Interessenvertretung Wenn es um Interessenvertretung geht, denken viele zuerst an Lobbying im Bundeshaus. Dabei ist die wichtigste Interessenvertretung das Parlament. Im Oktober können Sie entscheiden, wer sich hier für ein starkes Gesundheitswesen einsetzen soll. Nutzen Sie diese Möglichkeit – und schauen Sie genau hin!
Was kommt Ihnen in den Sinn, wenn Sie an Lobbying im Bundeshaus denken? Die mächtige Bauernlobby vielleicht? Die Krankenkassenlobby dürfte Ihnen sicher auch geläufig sein. Wie steht es mit der Ärztelobby? Interessenvertretung im Bundeshaus ist omnipräsent. Was manche für anrüchig halten, ist für andere Teil einer funktionierenden Demokratie. «Lobbying im Bundeshaus ist legitim» bilanziert beispielsweise auch ein «10vor10»-Beitrag zum Thema Lobbying im Gesundheitswesen vom November 2022. Um dann doch noch kritisch nachzureichen: «Doch punkto Gesundheitswesen wird unter der Bundeshauskuppel gerne auch Einzelinteressen nachgegeben.» Interessenvertretung ist nicht gleich Interessenvertretung.
Dass in der Politik von unterschiedlichsten Seiten versucht wird, die Gesetzgebung zu beeinflussen, ist ein Gemeinplatz.
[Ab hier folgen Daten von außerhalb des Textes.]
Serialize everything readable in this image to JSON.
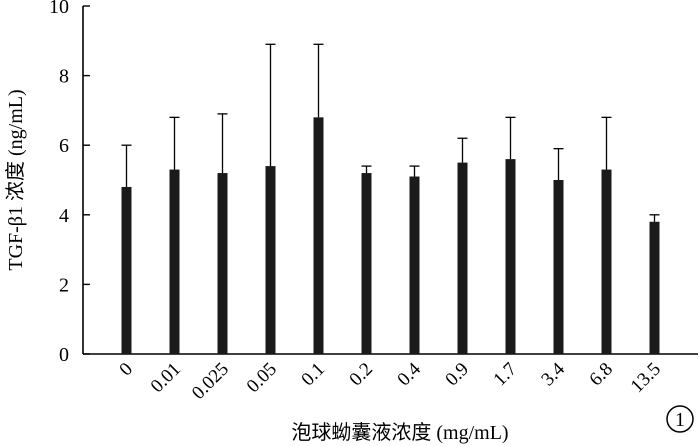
{
  "chart_data": {
    "type": "bar",
    "title": "",
    "xlabel": "泡球蚴囊液浓度 (mg/mL)",
    "ylabel": "TGF-β1 浓度 (ng/mL)",
    "categories": [
      "0",
      "0.01",
      "0.025",
      "0.05",
      "0.1",
      "0.2",
      "0.4",
      "0.9",
      "1.7",
      "3.4",
      "6.8",
      "13.5"
    ],
    "values": [
      4.8,
      5.3,
      5.2,
      5.4,
      6.8,
      5.2,
      5.1,
      5.5,
      5.6,
      5.0,
      5.3,
      3.8
    ],
    "errors": [
      1.2,
      1.5,
      1.7,
      3.5,
      2.1,
      0.2,
      0.3,
      0.7,
      1.2,
      0.9,
      1.5,
      0.2
    ],
    "ylim": [
      0,
      10
    ],
    "yticks": [
      "0",
      "2",
      "4",
      "6",
      "8",
      "10"
    ],
    "grid": false,
    "bar_color": "#1a1a1a",
    "panel_label": "1"
  }
}
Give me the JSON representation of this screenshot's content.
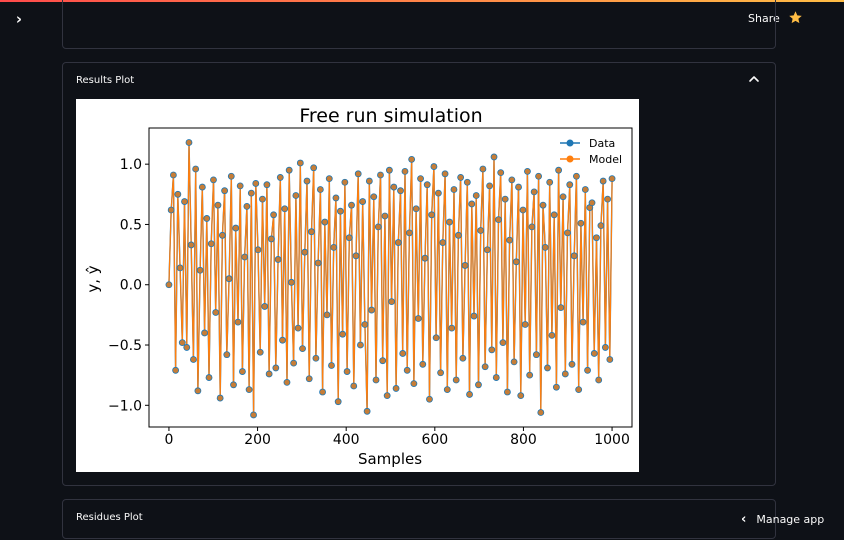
{
  "header": {
    "share_label": "Share",
    "sidebar_toggle_icon": "chevron-right-icon",
    "star_icon": "star-icon",
    "accent_color": "#ff4b4b",
    "star_color": "#ffbd45"
  },
  "expanders": {
    "results": {
      "label": "Results Plot",
      "expanded": true,
      "chevron_icon": "chevron-up-icon"
    },
    "residues": {
      "label": "Residues Plot",
      "expanded": false
    }
  },
  "footer": {
    "manage_app_label": "Manage app",
    "chevron_icon": "chevron-left-icon"
  },
  "chart_data": {
    "type": "line",
    "title": "Free run simulation",
    "xlabel": "Samples",
    "ylabel": "y, ŷ",
    "xlim": [
      -45,
      1045
    ],
    "ylim": [
      -1.18,
      1.3
    ],
    "x_ticks": [
      0,
      200,
      400,
      600,
      800,
      1000
    ],
    "x_tick_labels": [
      "0",
      "200",
      "400",
      "600",
      "800",
      "1000"
    ],
    "y_ticks": [
      -1.0,
      -0.5,
      0.0,
      0.5,
      1.0
    ],
    "y_tick_labels": [
      "−1.0",
      "−0.5",
      "0.0",
      "0.5",
      "1.0"
    ],
    "grid": false,
    "legend_position": "top-right",
    "series": [
      {
        "name": "Data",
        "color": "#1f77b4",
        "marker": "circle"
      },
      {
        "name": "Model",
        "color": "#ff7f0e",
        "marker": "circle"
      }
    ],
    "x_range": [
      0,
      1000
    ],
    "n_points": 200,
    "values": [
      0.0,
      0.62,
      0.91,
      -0.71,
      0.75,
      0.14,
      -0.48,
      0.69,
      -0.52,
      1.18,
      0.33,
      -0.62,
      0.96,
      -0.88,
      0.12,
      0.81,
      -0.4,
      0.55,
      -0.77,
      0.34,
      0.87,
      -0.23,
      0.66,
      -0.94,
      0.41,
      0.78,
      -0.58,
      0.05,
      0.9,
      -0.83,
      0.47,
      -0.31,
      0.82,
      -0.72,
      0.23,
      0.65,
      -0.87,
      0.76,
      -1.08,
      0.84,
      0.29,
      -0.56,
      0.71,
      -0.18,
      0.83,
      -0.74,
      0.38,
      0.58,
      -0.69,
      0.21,
      0.89,
      -0.46,
      0.63,
      -0.81,
      0.95,
      0.02,
      -0.65,
      0.74,
      -0.36,
      1.01,
      -0.53,
      0.27,
      0.86,
      -0.78,
      0.44,
      0.97,
      -0.61,
      0.18,
      0.79,
      -0.89,
      0.52,
      -0.25,
      0.88,
      -0.67,
      0.31,
      0.72,
      -0.97,
      0.61,
      -0.41,
      0.85,
      -0.72,
      0.39,
      0.66,
      -0.84,
      0.24,
      0.92,
      -0.5,
      0.69,
      -0.33,
      -1.05,
      0.86,
      -0.21,
      0.73,
      -0.79,
      0.48,
      0.91,
      -0.63,
      0.57,
      -0.92,
      0.95,
      -0.14,
      0.81,
      -0.86,
      0.35,
      0.78,
      -0.57,
      0.94,
      -0.71,
      0.43,
      1.04,
      -0.82,
      0.63,
      -0.28,
      0.88,
      -0.66,
      0.22,
      0.83,
      -0.95,
      0.58,
      0.98,
      -0.44,
      0.76,
      -0.73,
      0.35,
      0.92,
      -0.87,
      0.52,
      -0.36,
      0.79,
      -0.79,
      0.41,
      0.89,
      -0.61,
      0.16,
      0.85,
      -0.91,
      0.67,
      -0.26,
      0.74,
      -0.83,
      0.45,
      0.96,
      -0.68,
      0.29,
      0.82,
      -0.54,
      1.06,
      -0.77,
      0.54,
      0.93,
      -0.48,
      0.71,
      -0.89,
      0.37,
      0.87,
      -0.64,
      0.19,
      0.81,
      -0.92,
      0.62,
      -0.33,
      0.94,
      -0.75,
      0.48,
      0.77,
      -0.58,
      0.9,
      -1.06,
      0.66,
      0.31,
      -0.69,
      0.85,
      -0.42,
      0.58,
      -0.85,
      0.95,
      -0.19,
      0.73,
      -0.74,
      0.43,
      0.83,
      -0.66,
      0.24,
      0.9,
      -0.87,
      0.51,
      -0.31,
      0.79,
      -0.71,
      0.64,
      0.68,
      -0.57,
      0.39,
      -0.79,
      0.49,
      0.86,
      -0.52,
      0.71,
      -0.62,
      0.88
    ]
  }
}
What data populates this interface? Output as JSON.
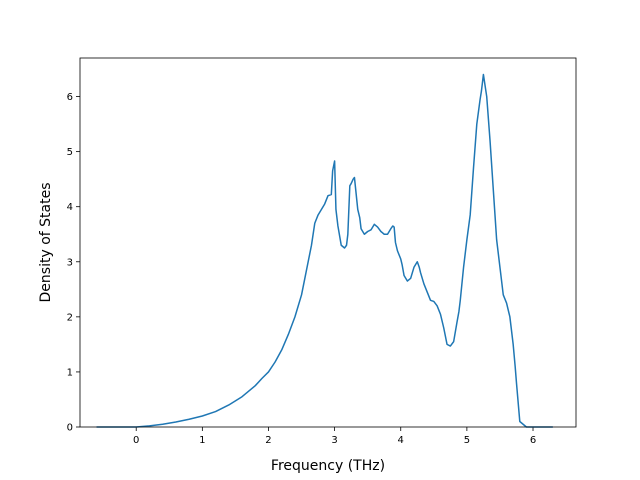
{
  "chart_data": {
    "type": "line",
    "title": "",
    "xlabel": "Frequency (THz)",
    "ylabel": "Density of States",
    "xlim": [
      -0.85,
      6.65
    ],
    "ylim": [
      0,
      6.7
    ],
    "xticks": [
      0,
      1,
      2,
      3,
      4,
      5,
      6
    ],
    "yticks": [
      0,
      1,
      2,
      3,
      4,
      5,
      6
    ],
    "grid": false,
    "legend": "none",
    "series": [
      {
        "color": "#1f77b4",
        "x": [
          -0.6,
          -0.3,
          0.0,
          0.2,
          0.4,
          0.6,
          0.8,
          1.0,
          1.2,
          1.4,
          1.6,
          1.8,
          1.9,
          2.0,
          2.1,
          2.2,
          2.3,
          2.4,
          2.5,
          2.55,
          2.6,
          2.65,
          2.7,
          2.75,
          2.8,
          2.85,
          2.9,
          2.95,
          2.97,
          3.0,
          3.02,
          3.05,
          3.1,
          3.15,
          3.18,
          3.2,
          3.23,
          3.25,
          3.28,
          3.3,
          3.35,
          3.38,
          3.4,
          3.45,
          3.5,
          3.55,
          3.6,
          3.65,
          3.7,
          3.75,
          3.8,
          3.85,
          3.88,
          3.9,
          3.92,
          3.95,
          4.0,
          4.02,
          4.05,
          4.1,
          4.15,
          4.2,
          4.25,
          4.28,
          4.3,
          4.35,
          4.4,
          4.45,
          4.5,
          4.55,
          4.6,
          4.65,
          4.7,
          4.75,
          4.8,
          4.85,
          4.88,
          4.9,
          4.95,
          5.0,
          5.05,
          5.1,
          5.15,
          5.2,
          5.22,
          5.25,
          5.3,
          5.35,
          5.4,
          5.45,
          5.5,
          5.55,
          5.6,
          5.65,
          5.7,
          5.73,
          5.75,
          5.8,
          5.9,
          6.1,
          6.3
        ],
        "y": [
          0,
          0,
          0,
          0.02,
          0.05,
          0.09,
          0.14,
          0.2,
          0.28,
          0.4,
          0.55,
          0.75,
          0.88,
          1.0,
          1.18,
          1.4,
          1.68,
          2.0,
          2.4,
          2.7,
          3.0,
          3.3,
          3.7,
          3.85,
          3.95,
          4.05,
          4.2,
          4.22,
          4.65,
          4.83,
          3.95,
          3.65,
          3.3,
          3.25,
          3.3,
          3.5,
          4.38,
          4.42,
          4.5,
          4.53,
          3.95,
          3.8,
          3.6,
          3.5,
          3.55,
          3.58,
          3.68,
          3.63,
          3.55,
          3.5,
          3.5,
          3.6,
          3.65,
          3.63,
          3.35,
          3.2,
          3.05,
          2.95,
          2.75,
          2.65,
          2.7,
          2.9,
          3.0,
          2.9,
          2.8,
          2.6,
          2.45,
          2.3,
          2.28,
          2.2,
          2.05,
          1.8,
          1.5,
          1.47,
          1.55,
          1.9,
          2.1,
          2.3,
          2.9,
          3.4,
          3.85,
          4.7,
          5.5,
          5.95,
          6.1,
          6.4,
          6.0,
          5.2,
          4.3,
          3.4,
          2.9,
          2.4,
          2.25,
          2.0,
          1.5,
          1.1,
          0.8,
          0.1,
          0,
          0,
          0
        ]
      }
    ]
  }
}
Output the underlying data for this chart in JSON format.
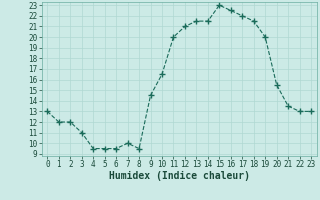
{
  "x": [
    0,
    1,
    2,
    3,
    4,
    5,
    6,
    7,
    8,
    9,
    10,
    11,
    12,
    13,
    14,
    15,
    16,
    17,
    18,
    19,
    20,
    21,
    22,
    23
  ],
  "y": [
    13,
    12,
    12,
    11,
    9.5,
    9.5,
    9.5,
    10,
    9.5,
    14.5,
    16.5,
    20,
    21,
    21.5,
    21.5,
    23,
    22.5,
    22,
    21.5,
    20,
    15.5,
    13.5,
    13,
    13
  ],
  "line_color": "#1a6b5a",
  "marker_color": "#1a6b5a",
  "bg_color": "#cceae6",
  "grid_color": "#b0d8d2",
  "xlabel": "Humidex (Indice chaleur)",
  "xlabel_fontsize": 7,
  "tick_fontsize": 5.5,
  "tick_color": "#1a4a3a",
  "ylim": [
    9,
    23
  ],
  "xlim": [
    -0.5,
    23.5
  ],
  "yticks": [
    9,
    10,
    11,
    12,
    13,
    14,
    15,
    16,
    17,
    18,
    19,
    20,
    21,
    22,
    23
  ],
  "xticks": [
    0,
    1,
    2,
    3,
    4,
    5,
    6,
    7,
    8,
    9,
    10,
    11,
    12,
    13,
    14,
    15,
    16,
    17,
    18,
    19,
    20,
    21,
    22,
    23
  ]
}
Lobbying ist dabei nur eines von vielen Mitteln. Wählen und abstimmen sind in der Schweiz der wichtigste Weg der politischen Einflussnahme. Viele Verbände und NGOs führen aktive Wahl- und Abstimmungskampagnen – oft sogar mit deutlich höherem Budget als die Parteien.
Unser Wahlsystem hat es in sich
Die Zusammensetzung des Parlaments ist selbstredend ein wichtiger Faktor, auch wenn es darum geht, wie die Gesundheitspolitik in Zukunft gestaltet wird. Mehr Ärztinnen und Ärzte im Parlament bedeuten aber nicht automatisch, dass es für unser Gesundheitswesen bessere Lösungen gibt. Denn auch wenn ein Arzt neu ins Parlament einzieht, ist noch nicht gesagt, dass dieser auch Spuren hinterlässt. Die Wahrscheinlichkeit, dass die Perspektive der Ärzteschaft gewichtiger eingebracht wird, dürfte jedoch steigen. Ist es zielführend, explizit Ärztinnen und Ärzte bei den anstehenden Nationalratswahlen zu berücksichtigen? Grundsätzlich sicher, beim Schweizer Wahlsystem lohnt es sich aber, vor der Stimmabgabe die Ausgangslage genau anzuschauen.
Gut gemeint ist nicht immer gut gewählt
Gerade die Nationalratswahlen haben ihre Tücken. Denn im Gegensatz zur Wahl von Ständerätinnen und -räten, die meist im Majorzverfahren stattfinden, werden Nationalrätinnen und -räte meist im Proporzverfahren gewählt. Das heisst, dass zuerst die Listenstimmen über die Anzahl der Sitze einer Partei entscheiden, die Kandidatenstimmen entscheiden dann, wer die gewonnen Sitze erhält (siehe Kasten «Achtung Proporzwahl»).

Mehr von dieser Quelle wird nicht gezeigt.